Il bel catalogo (Maretti Editore), su progetto di César Meneghetti, curato da Lella Antinozzi, Cristina Cannelli, Simonetta Lux con la collaborazione di Antonella Antezza, restituisce il senso e il significato più vasto delle installazioni, raccontando molte delle altre storie possibili, aprendo altri sguardi e altri I/O possibili.
Irene Guida
Mostra visitata il 23 Giugno 2013
César Meneghetti, i/o_io è un altro
Isola di San Servolo, Venezia
Commissario Antonio Arévalo
Curatori Simonetta Lux e Alessandro Zuccari
Orari: dalle 10.00 alle 18.00, chiuso il lunedì.

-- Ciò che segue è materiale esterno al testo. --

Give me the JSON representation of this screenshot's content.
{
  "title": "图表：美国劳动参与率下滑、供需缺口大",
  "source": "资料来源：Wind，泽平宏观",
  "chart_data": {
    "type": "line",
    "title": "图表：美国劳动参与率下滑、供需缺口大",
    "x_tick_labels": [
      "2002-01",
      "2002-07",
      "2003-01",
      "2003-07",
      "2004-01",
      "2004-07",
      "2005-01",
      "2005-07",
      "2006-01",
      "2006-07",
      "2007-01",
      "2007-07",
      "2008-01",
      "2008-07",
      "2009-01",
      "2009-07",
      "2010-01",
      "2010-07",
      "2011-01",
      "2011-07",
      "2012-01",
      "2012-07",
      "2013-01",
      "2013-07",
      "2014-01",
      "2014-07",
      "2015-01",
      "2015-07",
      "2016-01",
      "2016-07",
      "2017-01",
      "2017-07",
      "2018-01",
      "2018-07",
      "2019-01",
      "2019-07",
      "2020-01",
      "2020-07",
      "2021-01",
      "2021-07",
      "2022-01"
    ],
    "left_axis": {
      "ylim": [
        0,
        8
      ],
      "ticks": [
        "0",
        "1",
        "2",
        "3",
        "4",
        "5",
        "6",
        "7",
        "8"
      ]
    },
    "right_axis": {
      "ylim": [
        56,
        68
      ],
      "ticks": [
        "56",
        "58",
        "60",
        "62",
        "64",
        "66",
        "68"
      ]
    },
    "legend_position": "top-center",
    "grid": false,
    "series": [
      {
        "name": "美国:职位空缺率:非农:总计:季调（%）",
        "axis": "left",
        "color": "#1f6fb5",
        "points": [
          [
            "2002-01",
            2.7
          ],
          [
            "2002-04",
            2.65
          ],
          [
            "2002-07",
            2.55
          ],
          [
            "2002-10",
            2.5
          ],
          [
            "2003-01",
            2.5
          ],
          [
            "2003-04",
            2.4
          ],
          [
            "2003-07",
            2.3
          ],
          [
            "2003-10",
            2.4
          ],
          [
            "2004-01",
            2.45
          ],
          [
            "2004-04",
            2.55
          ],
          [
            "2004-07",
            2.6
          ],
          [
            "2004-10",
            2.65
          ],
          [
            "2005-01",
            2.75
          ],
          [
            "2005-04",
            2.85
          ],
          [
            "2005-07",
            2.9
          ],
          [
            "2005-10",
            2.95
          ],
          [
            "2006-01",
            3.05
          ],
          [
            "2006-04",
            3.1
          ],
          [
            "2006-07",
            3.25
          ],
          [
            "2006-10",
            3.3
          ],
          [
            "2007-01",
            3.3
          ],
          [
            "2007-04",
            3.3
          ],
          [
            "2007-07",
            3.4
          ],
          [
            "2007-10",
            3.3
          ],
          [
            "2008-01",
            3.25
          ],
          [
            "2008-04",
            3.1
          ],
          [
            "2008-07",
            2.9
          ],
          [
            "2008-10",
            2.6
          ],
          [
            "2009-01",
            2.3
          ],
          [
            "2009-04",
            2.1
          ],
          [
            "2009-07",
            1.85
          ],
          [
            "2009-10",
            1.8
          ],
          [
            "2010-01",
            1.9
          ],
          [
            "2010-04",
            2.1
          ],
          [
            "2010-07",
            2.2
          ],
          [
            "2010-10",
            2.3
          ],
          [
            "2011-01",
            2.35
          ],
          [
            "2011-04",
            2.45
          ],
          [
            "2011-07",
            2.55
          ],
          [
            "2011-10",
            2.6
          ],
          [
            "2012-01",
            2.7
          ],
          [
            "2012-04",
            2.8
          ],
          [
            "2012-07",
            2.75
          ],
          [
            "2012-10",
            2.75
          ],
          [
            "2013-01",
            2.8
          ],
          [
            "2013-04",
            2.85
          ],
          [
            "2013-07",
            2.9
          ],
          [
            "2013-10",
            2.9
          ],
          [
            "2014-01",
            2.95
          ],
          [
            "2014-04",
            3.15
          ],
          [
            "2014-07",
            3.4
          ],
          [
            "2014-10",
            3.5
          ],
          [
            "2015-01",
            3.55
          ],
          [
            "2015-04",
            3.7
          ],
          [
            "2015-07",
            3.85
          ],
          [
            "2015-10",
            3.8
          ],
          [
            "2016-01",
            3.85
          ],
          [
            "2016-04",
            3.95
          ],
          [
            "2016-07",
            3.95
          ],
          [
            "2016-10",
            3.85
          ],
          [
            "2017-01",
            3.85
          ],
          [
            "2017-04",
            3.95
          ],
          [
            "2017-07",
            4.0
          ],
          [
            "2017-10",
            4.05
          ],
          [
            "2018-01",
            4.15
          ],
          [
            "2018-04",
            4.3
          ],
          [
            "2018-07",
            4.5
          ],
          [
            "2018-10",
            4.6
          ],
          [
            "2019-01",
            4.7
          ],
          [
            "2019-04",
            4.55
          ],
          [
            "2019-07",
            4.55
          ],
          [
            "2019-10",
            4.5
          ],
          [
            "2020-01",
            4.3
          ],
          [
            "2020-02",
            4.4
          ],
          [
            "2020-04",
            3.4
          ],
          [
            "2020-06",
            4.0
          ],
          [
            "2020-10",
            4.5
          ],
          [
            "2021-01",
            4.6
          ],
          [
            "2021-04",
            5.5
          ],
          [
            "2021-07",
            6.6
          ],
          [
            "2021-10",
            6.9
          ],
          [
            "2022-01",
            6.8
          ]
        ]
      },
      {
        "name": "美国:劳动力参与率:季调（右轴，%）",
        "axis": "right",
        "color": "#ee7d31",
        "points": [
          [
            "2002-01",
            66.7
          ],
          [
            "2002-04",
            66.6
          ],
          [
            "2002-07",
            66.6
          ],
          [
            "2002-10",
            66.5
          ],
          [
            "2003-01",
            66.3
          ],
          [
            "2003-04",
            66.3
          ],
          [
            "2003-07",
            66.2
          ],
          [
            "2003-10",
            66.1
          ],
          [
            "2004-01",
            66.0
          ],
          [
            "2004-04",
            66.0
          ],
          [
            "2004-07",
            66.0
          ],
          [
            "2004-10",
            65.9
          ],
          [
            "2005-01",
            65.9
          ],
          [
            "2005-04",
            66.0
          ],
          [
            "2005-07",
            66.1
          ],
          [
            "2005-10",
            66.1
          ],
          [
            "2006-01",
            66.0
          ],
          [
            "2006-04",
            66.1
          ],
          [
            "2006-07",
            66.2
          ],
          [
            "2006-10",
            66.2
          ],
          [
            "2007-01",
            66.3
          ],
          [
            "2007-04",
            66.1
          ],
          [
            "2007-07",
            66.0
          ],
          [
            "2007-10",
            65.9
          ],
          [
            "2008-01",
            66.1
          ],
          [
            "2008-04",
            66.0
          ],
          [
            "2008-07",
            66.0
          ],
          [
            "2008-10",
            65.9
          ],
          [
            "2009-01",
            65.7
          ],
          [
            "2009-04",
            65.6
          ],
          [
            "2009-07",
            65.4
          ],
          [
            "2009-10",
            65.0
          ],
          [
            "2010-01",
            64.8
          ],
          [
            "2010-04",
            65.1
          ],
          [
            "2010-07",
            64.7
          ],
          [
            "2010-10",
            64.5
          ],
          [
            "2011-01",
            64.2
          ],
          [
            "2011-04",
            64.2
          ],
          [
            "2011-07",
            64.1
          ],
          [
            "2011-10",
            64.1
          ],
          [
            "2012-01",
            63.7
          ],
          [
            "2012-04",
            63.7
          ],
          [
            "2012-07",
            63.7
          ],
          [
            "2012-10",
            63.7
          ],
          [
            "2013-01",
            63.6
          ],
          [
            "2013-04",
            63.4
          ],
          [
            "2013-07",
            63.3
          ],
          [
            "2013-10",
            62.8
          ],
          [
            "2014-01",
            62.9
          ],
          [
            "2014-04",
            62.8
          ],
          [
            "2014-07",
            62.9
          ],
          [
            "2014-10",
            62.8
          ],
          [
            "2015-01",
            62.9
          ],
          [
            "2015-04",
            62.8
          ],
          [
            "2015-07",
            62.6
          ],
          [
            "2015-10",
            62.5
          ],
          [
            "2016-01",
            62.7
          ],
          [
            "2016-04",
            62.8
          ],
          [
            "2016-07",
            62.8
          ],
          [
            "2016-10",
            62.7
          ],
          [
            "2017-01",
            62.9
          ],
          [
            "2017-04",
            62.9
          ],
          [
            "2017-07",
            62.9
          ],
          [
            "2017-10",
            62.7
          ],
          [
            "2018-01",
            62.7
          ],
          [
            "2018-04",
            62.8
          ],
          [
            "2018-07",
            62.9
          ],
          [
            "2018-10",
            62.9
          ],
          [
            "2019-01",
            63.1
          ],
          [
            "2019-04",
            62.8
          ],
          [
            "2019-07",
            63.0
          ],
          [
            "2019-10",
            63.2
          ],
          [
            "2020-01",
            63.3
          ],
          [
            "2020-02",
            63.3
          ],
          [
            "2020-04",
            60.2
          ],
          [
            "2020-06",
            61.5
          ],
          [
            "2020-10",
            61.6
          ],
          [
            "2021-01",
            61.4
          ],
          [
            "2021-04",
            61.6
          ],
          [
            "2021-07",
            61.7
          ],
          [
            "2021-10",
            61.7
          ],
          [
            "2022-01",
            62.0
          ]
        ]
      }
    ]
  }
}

Ha collaborato con Duel, Duellanti, D’Architettura scrivendo di spazio e arte. Collabora con Exibart dopo aver pubblicamente richiesto a Germano Celant di firmare una dichiarazione che ripetesse le sue parole “Ragazzi, l’arte, in fondo, è artigianato”. La richiesta non è stata esaudita. Ha inoltre studiato presso l’Università IUAV di Venezia, dove ha seguito il laboratorio di Joseph Kosuth e ha conseguito un dottorato in Urbanistica nel 2012, dopo un periodo di studi negli Stati Uniti presso la UMBC di Baltimora e la New School di New York. Svolge attività didattica e di ricerca all’Università IUAV. Fra i suoi testi, Corridoi. La linea in Occidente, Quodlibet, Macerata 2014.